LA PARADE DE CARNAVAL

— Non, n’insiste pas Hawk, je ne viendrai pas, dit Magali.

Elle écouta son correspondant, silencieuse tout en entourant son doigt avec le fil du téléphone. Marie-Adeline, sa logeuse, faisait semblant de ne pas entendre depuis son rocking-chair.

— Je sais bien que Liv sera là aussi, mais comprends-moi, ce n’est pas toi qui as accompagné le Shérif pour annoncer à sa famille qu’il était mort! Cela a été dur pour eux de procéder à une cérémonie funéraire sans le corps de leur fils! répondit-elle.
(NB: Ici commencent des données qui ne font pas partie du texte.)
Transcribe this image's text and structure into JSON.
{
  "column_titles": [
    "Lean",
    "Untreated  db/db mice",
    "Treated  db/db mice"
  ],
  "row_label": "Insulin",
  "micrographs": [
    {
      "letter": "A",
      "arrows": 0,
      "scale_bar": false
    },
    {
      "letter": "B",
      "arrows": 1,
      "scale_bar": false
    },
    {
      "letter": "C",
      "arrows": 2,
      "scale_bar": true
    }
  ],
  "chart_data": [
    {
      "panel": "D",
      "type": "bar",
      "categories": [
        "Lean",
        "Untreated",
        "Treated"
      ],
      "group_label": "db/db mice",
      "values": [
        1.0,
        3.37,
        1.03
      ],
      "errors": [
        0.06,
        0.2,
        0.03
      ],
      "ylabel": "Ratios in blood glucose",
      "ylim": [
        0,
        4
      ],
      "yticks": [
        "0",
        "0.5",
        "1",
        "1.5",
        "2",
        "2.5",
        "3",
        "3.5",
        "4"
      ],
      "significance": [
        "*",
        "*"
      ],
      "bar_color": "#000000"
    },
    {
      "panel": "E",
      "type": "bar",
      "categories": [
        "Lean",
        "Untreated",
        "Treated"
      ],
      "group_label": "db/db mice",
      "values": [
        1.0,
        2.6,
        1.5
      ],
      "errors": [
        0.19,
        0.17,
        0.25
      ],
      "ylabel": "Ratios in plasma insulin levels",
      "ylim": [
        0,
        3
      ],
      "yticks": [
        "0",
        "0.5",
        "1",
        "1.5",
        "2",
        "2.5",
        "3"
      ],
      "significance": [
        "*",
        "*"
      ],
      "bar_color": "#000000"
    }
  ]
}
Je ne ferai pas le déplacement!

Elle raccrocha et monta dans sa chambre finir d’empaqueter l’ensemble de ses bagages, en vue de son retour en France. Elle aperçut et attrapa le sac tactique qui était au fond de l’armoire. Elle en sortit le contenu afin de le répartir dans ses différentes valises. Elle se saisit de la photographie d’elle et James devant une maison qu’ils avaient aidé à évacuer.

— James…, souffla-t-elle sentant les larmes arriver.

— Tu repenses encore à lui? demanda une voix derrière elle.

— Oui, répondit-elle à Marie-Adeline qui venait d’entrer dans sa chambre.

Magali s’était toujours demandé comment l’Afro-américaine de quatre-vingts ans, rendue aveugle suite à tir de grenade d’un policier dans les années cinquante, arrivait à se déplacer sans risque dans sa maison.

— Il est en paix, où qu’il se trouve, lui dit Marie-Adeline d’une voix réconfortante.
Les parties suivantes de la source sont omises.